Three Open Competition ENW-M grants awarded to Utrecht University researchers
Awardees receive up tp €400.000 grants for fundamental research
Three researchers at Utrecht University’s Faculty of Science each receive up to €400,000 in funding from the Dutch Research Council (NWO). The grants are part of NWO’s Open Competition Domain Science-M programme, which aims to initiate new, innovative, and fundamental research projects.
A total of 21 research proposals were awarded in NWO’s Open Competition Domain Science-M programme. These M-grants are intended for realising curiosity-driven, fundamental research of high quality and scientific urgency. The M-grant offers researchers the possibility to elaborate creative and risky ideas and to realise scientific innovations that can form the basis for the research themes of the future.
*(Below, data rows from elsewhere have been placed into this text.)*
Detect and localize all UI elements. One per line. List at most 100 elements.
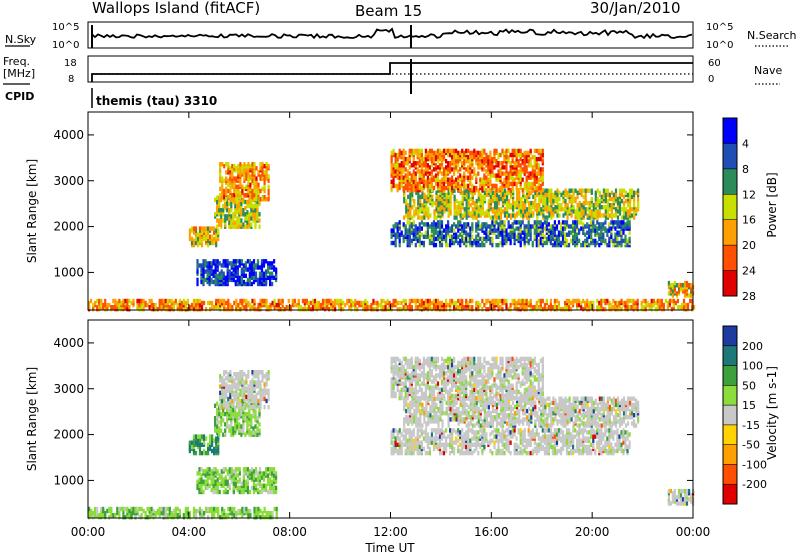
power-echo-cell [232,212,235,217]
power-echo-cell [418,226,421,231]
power-echo-cell [232,224,235,229]
power-echo-cell [224,259,227,264]
power-echo-cell [517,169,520,174]
velocity-echo-cell [156,508,159,514]
power-echo-cell [420,169,423,174]
velocity-echo-cell [162,510,165,516]
power-echo-cell [334,302,337,308]
power-echo-cell [540,207,543,212]
power-echo-cell [410,173,413,178]
velocity-echo-cell [206,467,209,472]
velocity-echo-cell [213,506,216,512]
power-echo-cell [90,298,93,304]
power-echo-cell [350,298,353,304]
velocity-echo-cell [244,471,247,476]
power-echo-cell [529,307,532,312]
power-echo-cell [372,298,375,304]
power-echo-cell [235,197,238,202]
power-echo-cell [574,220,577,225]
power-echo-cell [354,307,357,312]
power-echo-cell [511,152,514,158]
velocity-echo-cell [202,469,205,474]
velocity-echo-cell [222,418,225,423]
power-echo-cell [598,242,601,248]
power-echo-cell [239,172,242,177]
velocity-echo-cell [267,473,270,478]
power-echo-cell [232,216,235,221]
power-echo-cell [517,307,520,312]
power-echo-cell [447,152,450,158]
power-echo-cell [411,205,414,210]
power-echo-cell [525,298,528,304]
power-echo-cell [430,307,433,312]
power-echo-cell [229,197,232,202]
power-echo-cell [128,305,131,310]
power-echo-cell [622,228,625,233]
velocity-echo-cell [124,506,127,512]
power-echo-cell [196,269,199,274]
velocity-echo-cell [214,485,217,491]
power-echo-cell [403,215,406,220]
power-echo-cell [682,305,686,310]
power-echo-cell [654,307,657,312]
velocity-echo-cell [216,477,219,482]
power-echo-cell [200,263,203,268]
power-echo-cell [392,179,395,184]
power-echo-cell [475,240,478,246]
power-echo-cell [576,203,579,208]
power-echo-cell [489,215,492,220]
power-echo-cell [424,152,427,158]
power-echo-cell [447,207,450,212]
power-echo-cell [604,188,607,193]
power-echo-cell [570,198,573,204]
power-echo-cell [223,298,226,304]
velocity-echo-cell [136,506,139,512]
power-echo-cell [198,226,202,231]
power-echo-cell [509,187,512,193]
power-echo-cell [248,212,251,217]
power-echo-cell [412,161,415,166]
power-echo-cell [198,307,202,312]
power-echo-cell [622,238,625,244]
power-echo-cell [592,207,595,212]
power-echo-cell [440,242,444,248]
power-echo-cell [604,220,607,225]
velocity-echo-cell [218,481,221,486]
power-echo-cell [493,228,496,233]
velocity-echo-cell [230,426,233,431]
power-echo-cell [666,300,669,306]
power-echo-cell [96,298,99,304]
power-echo-cell [652,298,655,304]
power-echo-cell [483,211,486,216]
power-echo-cell [380,298,383,304]
power-echo-cell [568,298,571,304]
power-echo-cell [132,298,135,304]
power-echo-cell [247,300,250,306]
power-echo-cell [459,173,462,178]
power-echo-cell [584,232,587,237]
velocity-echo-cell [217,506,220,512]
velocity-echo-cell [220,418,223,423]
power-echo-cell [305,298,308,304]
velocity-echo-cell [122,510,125,516]
power-echo-cell [519,152,522,158]
power-echo-cell [225,307,228,312]
power-echo-cell [253,176,256,181]
power-echo-cell [148,305,151,310]
power-echo-cell [414,175,417,180]
velocity-echo-cell [248,469,251,474]
power-echo-cell [196,263,199,268]
power-echo-cell [236,216,239,221]
velocity-echo-cell [108,515,111,520]
power-echo-cell [220,269,223,274]
power-colorbar-segment [723,270,737,297]
power-echo-cell [124,298,127,304]
velocity-echo-cell [217,448,220,454]
power-echo-cell [449,298,452,304]
power-echo-cell [614,232,617,237]
power-echo-cell [434,298,438,304]
velocity-echo-cell [194,440,198,445]
power-echo-cell [311,305,315,310]
power-echo-cell [590,203,593,208]
velocity-echo-cell [253,513,256,518]
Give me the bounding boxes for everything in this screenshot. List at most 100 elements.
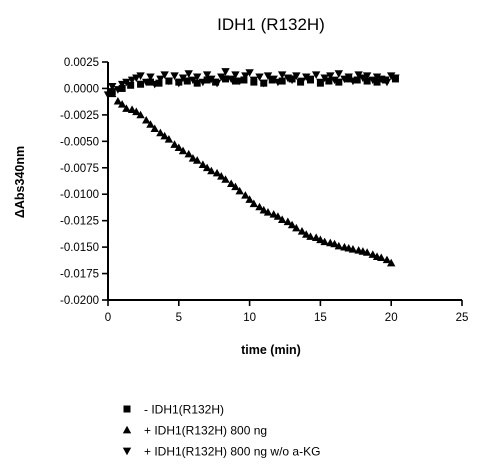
data-point (174, 79, 183, 88)
data-point (241, 191, 250, 199)
series-3 (103, 68, 400, 99)
data-point (164, 77, 174, 86)
legend-marker (123, 405, 131, 413)
data-point (320, 237, 329, 246)
data-point (217, 73, 226, 82)
data-point (326, 72, 335, 80)
data-point (188, 154, 198, 162)
data-point (193, 79, 201, 87)
data-point (118, 84, 126, 92)
data-point (170, 72, 179, 80)
data-point (368, 250, 377, 258)
data-point (297, 77, 307, 86)
data-point (354, 71, 363, 79)
data-point (160, 131, 169, 140)
data-point (391, 74, 400, 83)
y-tick-label: 0.0025 (64, 57, 99, 69)
data-point (235, 77, 244, 86)
data-point (222, 75, 230, 83)
data-point (277, 71, 287, 79)
data-point (269, 75, 278, 84)
data-point (382, 255, 392, 264)
data-point (353, 76, 361, 84)
data-point (155, 79, 163, 87)
data-point (259, 79, 268, 88)
data-point (311, 71, 321, 79)
data-point (249, 76, 259, 85)
data-point (103, 91, 113, 99)
x-tick-label: 5 (176, 312, 182, 324)
data-point (156, 128, 165, 137)
data-point (368, 76, 377, 85)
y-tick-label: -0.0025 (60, 110, 99, 122)
data-point (164, 135, 174, 143)
data-point (325, 77, 333, 85)
data-point (344, 73, 353, 82)
data-point (231, 71, 240, 79)
data-point (335, 78, 343, 86)
data-point (348, 245, 358, 253)
data-point (348, 77, 358, 86)
data-point (113, 96, 123, 105)
series-2 (108, 89, 396, 267)
data-point (340, 75, 349, 84)
legend-marker (122, 425, 132, 434)
data-point (316, 235, 325, 244)
data-point (358, 74, 368, 83)
data-point (221, 68, 230, 76)
x-tick-label: 20 (385, 312, 398, 324)
y-tick-label: -0.0100 (60, 189, 99, 201)
data-point (156, 75, 165, 84)
y-axis-label: ΔAbs340nm (13, 146, 27, 218)
data-point (231, 77, 239, 85)
data-point (198, 78, 208, 87)
chart-title: IDH1 (R132H) (217, 15, 325, 34)
data-point (122, 104, 131, 112)
y-tick-label: -0.0150 (60, 242, 99, 254)
data-point (292, 223, 301, 232)
data-point (183, 77, 191, 85)
data-point (198, 160, 208, 168)
data-point (188, 76, 198, 85)
data-point (217, 172, 226, 180)
data-point (127, 76, 137, 85)
data-point (306, 232, 315, 240)
data-point (122, 78, 131, 87)
data-point (292, 72, 301, 80)
x-tick-label: 15 (314, 312, 327, 324)
x-tick-label: 0 (105, 312, 111, 324)
x-tick-label: 10 (243, 312, 256, 324)
data-point (117, 100, 127, 108)
data-point (287, 76, 297, 85)
data-point (330, 76, 339, 85)
data-point (387, 258, 396, 267)
x-axis: 0 5 10 15 20 25 (105, 300, 468, 324)
data-point (382, 78, 392, 87)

Dr. Elisa Chisari and Prof. Henk Hoekstra
Plan B-modes: cosmology and astrophysics from new galaxy shape patterns
New telescopes will be mapping the shapes and orientations of billions of galaxies on the sky throughout the next decade. In this project, cosmologists Elisa Chisari and Henk Hoekstra aim to investigate the physical mechanisms that give rise to specific whirlpool patterns in the shapes and orientations of galaxies on the sky. Such mechanisms could unveil a wealth of information about the physics of the early Universe, as well as the physics of how galaxies form and evolve. To catch these whirlpool patterns, a careful assessment of similar patterns generated by instrumental effects will be needed. Chisari and Hoekstra will use data from the next generation of telescopes to measure them and compare them to physical models. Chisari is an associate professor at the String Theory, Cosmology and Elementary Particles group at Utrecht University. Hoekstra is professor of Observational cosmology at Leiden University.

Dr. Nora Gigli Bisceglia
Salt and Peptides: The Secret Recipe for Plant Stress Survival
Soil salinity, intensified by global warming, threatens plant survival and crop yields. Biologist Nora Gigli-Bisceglia’s research focuses on how plants respond to salt stress, a major problem made worse by global warming and soil salinity. She recently discovered that salt changes the structure and composition of plant cell walls, which contributes to stress. Interestingly, these changes also trigger the production of small plant peptides that, when applied externally, can help reduce the effects of salt. However, it is still unclear how these peptides are released and how they function. Using a mix of molecular, biochemical, and physiological methods, her project aims to better understand these processes and help develop new ways to improve crop resilience.

Michal Wrochna
Quantum field holography on anti-de Sitter spacetimes
Anti-de Sitter spacetimes are a geometric setting of fundamental importance in contemporary high energy physics. This significance stems largely from the conjectured holographic correspondence, which raises deep mathematical questions about whether entire physical theories can be determined by data defined at the boundary of spacetime. A regime of particular relevance that this project aims to approach with mathematical methods are quantum fields propagating on a fixed asymptotically anti-de Sitter spacetime. The main objective of this project of mathematician Michal Wrochna is to give a general construction of quantum fields on anti-de Sitter spacetimes without any symmetry assumptions, and compute associated renormalized quantities describing the behaviour of quantum matter.